Bei einer Kombination von Infliximab und Adalimumab sieht Weinke die Gefahr, auch unerwünschte Wirkungen wie die mögliche Bildung von Lymphomen zu steigern. Als Alternative zur dargestellten Step-up-Therapie werde auch eine Top-down-Strategie diskutiert, die mit den Antikörpern beginnt. Nach Einschätzung von Weinke ist die Wahl zwischen diesen Strategien bei Morbus Crohn nicht eindeutig, jeder Fall solle individuell entschieden werden.
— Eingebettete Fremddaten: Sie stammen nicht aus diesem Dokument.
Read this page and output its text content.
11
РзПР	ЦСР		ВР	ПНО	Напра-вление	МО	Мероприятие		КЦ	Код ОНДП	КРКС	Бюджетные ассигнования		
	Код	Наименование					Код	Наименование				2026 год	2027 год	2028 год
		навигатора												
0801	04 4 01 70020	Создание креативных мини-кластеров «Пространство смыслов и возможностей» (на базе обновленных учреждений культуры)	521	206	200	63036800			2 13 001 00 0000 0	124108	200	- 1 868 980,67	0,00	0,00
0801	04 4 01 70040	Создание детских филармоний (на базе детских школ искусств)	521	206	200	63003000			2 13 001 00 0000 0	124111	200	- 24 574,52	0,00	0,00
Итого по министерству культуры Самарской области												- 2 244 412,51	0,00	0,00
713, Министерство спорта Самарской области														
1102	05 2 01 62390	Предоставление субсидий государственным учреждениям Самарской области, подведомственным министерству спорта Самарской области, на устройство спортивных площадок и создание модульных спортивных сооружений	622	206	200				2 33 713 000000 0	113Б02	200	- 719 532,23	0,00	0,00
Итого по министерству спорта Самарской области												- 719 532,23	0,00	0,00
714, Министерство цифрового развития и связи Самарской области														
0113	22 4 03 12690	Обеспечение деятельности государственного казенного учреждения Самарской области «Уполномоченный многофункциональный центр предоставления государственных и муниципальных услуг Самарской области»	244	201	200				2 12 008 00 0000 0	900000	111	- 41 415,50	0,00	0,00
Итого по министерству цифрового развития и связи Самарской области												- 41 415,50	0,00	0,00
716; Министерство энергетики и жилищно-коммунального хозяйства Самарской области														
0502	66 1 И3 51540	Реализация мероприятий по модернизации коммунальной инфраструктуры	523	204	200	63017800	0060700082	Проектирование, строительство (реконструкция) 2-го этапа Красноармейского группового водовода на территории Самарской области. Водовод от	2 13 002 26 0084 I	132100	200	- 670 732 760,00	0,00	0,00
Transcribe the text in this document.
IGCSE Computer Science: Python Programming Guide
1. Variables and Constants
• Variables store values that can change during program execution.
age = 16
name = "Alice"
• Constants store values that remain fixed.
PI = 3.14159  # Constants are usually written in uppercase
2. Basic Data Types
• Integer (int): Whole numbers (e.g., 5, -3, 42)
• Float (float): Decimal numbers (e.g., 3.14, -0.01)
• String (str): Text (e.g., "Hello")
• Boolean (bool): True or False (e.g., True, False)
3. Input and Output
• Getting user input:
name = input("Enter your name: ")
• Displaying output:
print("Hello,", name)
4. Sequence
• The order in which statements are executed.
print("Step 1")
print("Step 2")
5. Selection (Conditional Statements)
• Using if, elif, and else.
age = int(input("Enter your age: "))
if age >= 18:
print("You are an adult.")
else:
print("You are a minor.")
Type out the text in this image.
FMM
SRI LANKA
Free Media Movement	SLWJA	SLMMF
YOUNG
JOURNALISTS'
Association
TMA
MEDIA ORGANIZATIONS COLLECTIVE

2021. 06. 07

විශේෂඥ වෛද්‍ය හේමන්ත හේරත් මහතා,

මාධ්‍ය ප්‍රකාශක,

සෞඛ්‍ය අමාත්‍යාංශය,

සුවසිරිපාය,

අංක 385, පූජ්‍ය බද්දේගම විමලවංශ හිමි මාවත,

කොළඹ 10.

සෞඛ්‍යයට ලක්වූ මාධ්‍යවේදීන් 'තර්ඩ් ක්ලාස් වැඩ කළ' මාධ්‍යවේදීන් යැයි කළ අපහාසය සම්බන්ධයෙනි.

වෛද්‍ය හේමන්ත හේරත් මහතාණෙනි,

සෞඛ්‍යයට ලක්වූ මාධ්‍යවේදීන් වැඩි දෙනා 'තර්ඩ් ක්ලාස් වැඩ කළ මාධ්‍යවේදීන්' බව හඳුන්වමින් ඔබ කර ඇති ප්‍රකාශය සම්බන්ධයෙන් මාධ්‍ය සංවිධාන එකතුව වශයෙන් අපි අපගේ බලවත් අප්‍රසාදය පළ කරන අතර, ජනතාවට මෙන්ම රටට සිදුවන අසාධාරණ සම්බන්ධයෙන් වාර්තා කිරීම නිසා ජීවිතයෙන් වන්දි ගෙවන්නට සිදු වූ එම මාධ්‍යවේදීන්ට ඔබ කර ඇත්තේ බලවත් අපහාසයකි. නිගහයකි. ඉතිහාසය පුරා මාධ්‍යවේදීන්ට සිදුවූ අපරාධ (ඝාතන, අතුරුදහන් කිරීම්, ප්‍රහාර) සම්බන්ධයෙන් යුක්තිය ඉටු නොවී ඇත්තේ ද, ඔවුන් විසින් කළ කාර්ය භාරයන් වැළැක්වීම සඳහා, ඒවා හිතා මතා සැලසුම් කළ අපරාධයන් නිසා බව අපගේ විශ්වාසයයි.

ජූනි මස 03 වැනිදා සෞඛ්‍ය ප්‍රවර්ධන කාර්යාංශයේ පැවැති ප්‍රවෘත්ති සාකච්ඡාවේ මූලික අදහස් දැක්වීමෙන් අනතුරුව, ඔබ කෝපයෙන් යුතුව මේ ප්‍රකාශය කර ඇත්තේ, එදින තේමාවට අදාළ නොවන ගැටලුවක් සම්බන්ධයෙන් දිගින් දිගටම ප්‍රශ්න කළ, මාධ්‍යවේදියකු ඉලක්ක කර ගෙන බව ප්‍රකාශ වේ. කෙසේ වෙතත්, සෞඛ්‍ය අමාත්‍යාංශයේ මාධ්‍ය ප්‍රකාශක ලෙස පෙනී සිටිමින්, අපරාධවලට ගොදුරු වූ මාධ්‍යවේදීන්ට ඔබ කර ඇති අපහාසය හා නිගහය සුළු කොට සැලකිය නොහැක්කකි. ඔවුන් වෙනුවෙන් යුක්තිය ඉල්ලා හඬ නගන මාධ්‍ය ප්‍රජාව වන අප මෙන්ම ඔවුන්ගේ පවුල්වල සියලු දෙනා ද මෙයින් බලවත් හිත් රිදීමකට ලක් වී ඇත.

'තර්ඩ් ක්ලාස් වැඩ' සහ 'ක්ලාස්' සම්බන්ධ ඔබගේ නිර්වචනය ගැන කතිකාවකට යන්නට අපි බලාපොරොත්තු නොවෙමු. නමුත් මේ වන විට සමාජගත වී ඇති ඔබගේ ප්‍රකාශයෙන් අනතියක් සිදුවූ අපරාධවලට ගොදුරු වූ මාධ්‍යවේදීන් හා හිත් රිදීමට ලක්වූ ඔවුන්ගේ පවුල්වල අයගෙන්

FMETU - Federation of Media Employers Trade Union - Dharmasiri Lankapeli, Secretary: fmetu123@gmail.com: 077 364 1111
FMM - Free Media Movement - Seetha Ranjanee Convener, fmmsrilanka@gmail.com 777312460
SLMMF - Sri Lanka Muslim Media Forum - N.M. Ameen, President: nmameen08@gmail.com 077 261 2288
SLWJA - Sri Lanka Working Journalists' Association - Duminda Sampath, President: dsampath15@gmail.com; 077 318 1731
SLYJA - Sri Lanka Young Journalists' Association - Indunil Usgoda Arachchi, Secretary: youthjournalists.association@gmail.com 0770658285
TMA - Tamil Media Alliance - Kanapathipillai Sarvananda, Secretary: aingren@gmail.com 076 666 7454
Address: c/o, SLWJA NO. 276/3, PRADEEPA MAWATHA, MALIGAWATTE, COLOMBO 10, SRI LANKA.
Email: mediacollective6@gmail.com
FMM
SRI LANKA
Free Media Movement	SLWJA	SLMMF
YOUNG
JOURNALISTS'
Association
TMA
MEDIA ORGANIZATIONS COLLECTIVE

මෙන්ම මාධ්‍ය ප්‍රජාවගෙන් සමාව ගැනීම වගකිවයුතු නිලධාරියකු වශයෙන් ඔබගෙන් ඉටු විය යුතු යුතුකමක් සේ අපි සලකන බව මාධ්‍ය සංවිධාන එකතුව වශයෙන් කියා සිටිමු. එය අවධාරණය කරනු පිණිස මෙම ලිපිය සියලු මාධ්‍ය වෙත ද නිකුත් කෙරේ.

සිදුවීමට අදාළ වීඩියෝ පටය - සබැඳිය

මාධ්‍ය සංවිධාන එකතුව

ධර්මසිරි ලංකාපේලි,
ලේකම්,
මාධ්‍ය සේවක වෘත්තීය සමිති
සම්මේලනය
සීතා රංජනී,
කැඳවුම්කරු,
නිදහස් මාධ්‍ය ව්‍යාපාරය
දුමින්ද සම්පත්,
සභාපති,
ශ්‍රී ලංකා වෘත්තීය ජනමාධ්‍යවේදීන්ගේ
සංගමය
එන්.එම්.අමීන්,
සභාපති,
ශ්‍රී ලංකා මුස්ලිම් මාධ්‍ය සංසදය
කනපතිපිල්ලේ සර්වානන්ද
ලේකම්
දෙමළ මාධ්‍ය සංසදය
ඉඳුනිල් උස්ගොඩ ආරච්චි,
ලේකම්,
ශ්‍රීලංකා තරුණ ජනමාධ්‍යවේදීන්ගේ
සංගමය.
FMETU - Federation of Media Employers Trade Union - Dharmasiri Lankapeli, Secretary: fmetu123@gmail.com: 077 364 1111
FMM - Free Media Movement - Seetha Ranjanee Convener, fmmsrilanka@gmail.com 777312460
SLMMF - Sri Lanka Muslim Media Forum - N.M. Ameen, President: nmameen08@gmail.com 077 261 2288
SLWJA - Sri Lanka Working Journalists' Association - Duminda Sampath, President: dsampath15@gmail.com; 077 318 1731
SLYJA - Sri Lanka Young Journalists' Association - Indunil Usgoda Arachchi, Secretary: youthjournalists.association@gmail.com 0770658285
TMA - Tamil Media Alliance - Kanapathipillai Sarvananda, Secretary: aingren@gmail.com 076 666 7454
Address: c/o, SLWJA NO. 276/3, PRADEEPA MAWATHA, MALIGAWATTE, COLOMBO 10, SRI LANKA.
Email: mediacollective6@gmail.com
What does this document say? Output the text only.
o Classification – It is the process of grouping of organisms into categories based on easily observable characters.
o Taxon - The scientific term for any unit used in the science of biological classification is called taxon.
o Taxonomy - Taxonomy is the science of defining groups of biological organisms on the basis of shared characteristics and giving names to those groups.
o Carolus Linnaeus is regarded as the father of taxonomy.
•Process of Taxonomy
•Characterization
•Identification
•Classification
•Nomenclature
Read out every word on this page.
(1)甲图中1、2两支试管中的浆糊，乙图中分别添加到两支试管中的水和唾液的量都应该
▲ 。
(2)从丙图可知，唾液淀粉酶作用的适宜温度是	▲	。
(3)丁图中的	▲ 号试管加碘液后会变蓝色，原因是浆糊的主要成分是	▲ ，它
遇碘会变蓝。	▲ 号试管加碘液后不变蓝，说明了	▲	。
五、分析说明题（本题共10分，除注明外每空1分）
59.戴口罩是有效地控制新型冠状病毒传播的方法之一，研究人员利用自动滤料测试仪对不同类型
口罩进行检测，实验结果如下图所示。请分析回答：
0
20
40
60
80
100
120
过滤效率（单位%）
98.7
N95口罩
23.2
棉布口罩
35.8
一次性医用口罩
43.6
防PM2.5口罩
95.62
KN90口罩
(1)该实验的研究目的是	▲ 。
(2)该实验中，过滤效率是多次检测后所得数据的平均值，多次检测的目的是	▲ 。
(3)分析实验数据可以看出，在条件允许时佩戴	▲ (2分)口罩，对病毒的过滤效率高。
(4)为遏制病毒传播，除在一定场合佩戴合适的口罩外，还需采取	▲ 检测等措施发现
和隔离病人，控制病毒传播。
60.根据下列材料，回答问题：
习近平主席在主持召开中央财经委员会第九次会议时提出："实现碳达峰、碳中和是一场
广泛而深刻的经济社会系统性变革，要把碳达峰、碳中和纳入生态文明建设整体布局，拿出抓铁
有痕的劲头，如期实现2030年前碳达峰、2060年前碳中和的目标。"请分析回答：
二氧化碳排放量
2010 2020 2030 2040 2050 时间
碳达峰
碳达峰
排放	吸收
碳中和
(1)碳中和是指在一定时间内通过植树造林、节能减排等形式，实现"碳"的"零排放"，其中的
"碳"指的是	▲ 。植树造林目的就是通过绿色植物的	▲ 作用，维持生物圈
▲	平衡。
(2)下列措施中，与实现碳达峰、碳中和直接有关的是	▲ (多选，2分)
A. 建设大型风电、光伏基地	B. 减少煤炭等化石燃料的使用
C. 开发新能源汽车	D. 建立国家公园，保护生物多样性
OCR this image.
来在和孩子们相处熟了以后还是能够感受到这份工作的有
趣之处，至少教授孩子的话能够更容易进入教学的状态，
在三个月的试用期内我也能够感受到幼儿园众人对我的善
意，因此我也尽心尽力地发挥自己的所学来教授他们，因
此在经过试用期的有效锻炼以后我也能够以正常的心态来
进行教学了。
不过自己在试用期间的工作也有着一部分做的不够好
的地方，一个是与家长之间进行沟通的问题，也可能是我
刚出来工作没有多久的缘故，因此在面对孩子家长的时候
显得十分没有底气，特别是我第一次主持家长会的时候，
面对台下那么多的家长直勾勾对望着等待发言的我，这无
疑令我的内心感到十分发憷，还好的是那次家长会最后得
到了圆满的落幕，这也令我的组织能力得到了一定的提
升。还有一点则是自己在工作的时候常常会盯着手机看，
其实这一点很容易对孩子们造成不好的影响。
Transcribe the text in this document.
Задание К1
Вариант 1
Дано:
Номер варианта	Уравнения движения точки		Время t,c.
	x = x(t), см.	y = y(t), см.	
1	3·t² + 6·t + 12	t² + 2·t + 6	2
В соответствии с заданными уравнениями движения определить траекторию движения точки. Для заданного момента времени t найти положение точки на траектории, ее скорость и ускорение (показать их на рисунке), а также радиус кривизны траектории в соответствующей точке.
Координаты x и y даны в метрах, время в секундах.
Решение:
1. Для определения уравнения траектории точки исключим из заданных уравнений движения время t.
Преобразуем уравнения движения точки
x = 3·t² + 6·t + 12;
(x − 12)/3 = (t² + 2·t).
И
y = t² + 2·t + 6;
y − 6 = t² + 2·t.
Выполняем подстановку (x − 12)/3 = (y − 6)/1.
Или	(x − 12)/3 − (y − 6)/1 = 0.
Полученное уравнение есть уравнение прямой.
… und bei Colitis ulcerosa
Colitis ulcerosa müsse dagegen immer mit dem Step-up-Ansatz behandelt werden, so Weinke. In leichten und mittelschweren Fällen kommen lokale Schäume, Klysmen und Zäpfchen mit Mesalazin zum Einsatz, in schweren Fällen orale Zubereitungen. Die nächsten Stufen bilden Steroide, Azathioprin, andere Immunsuppressiva und Infliximab. Eine Operation bedeutet bei Colitis ulcerosa die Entfernung des gesamten Colons, sodass der Dünndarm zum Rectum geführt wird.
Viele Fehlerquellen
Als besonders häufige Fehler bei der Therapie der chronisch entzündlichen Darmerkrankungen nannte Weinke zu geringe Dosierungen von Mesalazin oder Azathioprin, fehlende rektale Therapie bei distaler Colitis, die Anwendung von Steroiden über mehr als drei Monate und das Fehlen einer Osteoporoseprophylaxe bei Steroidgabe.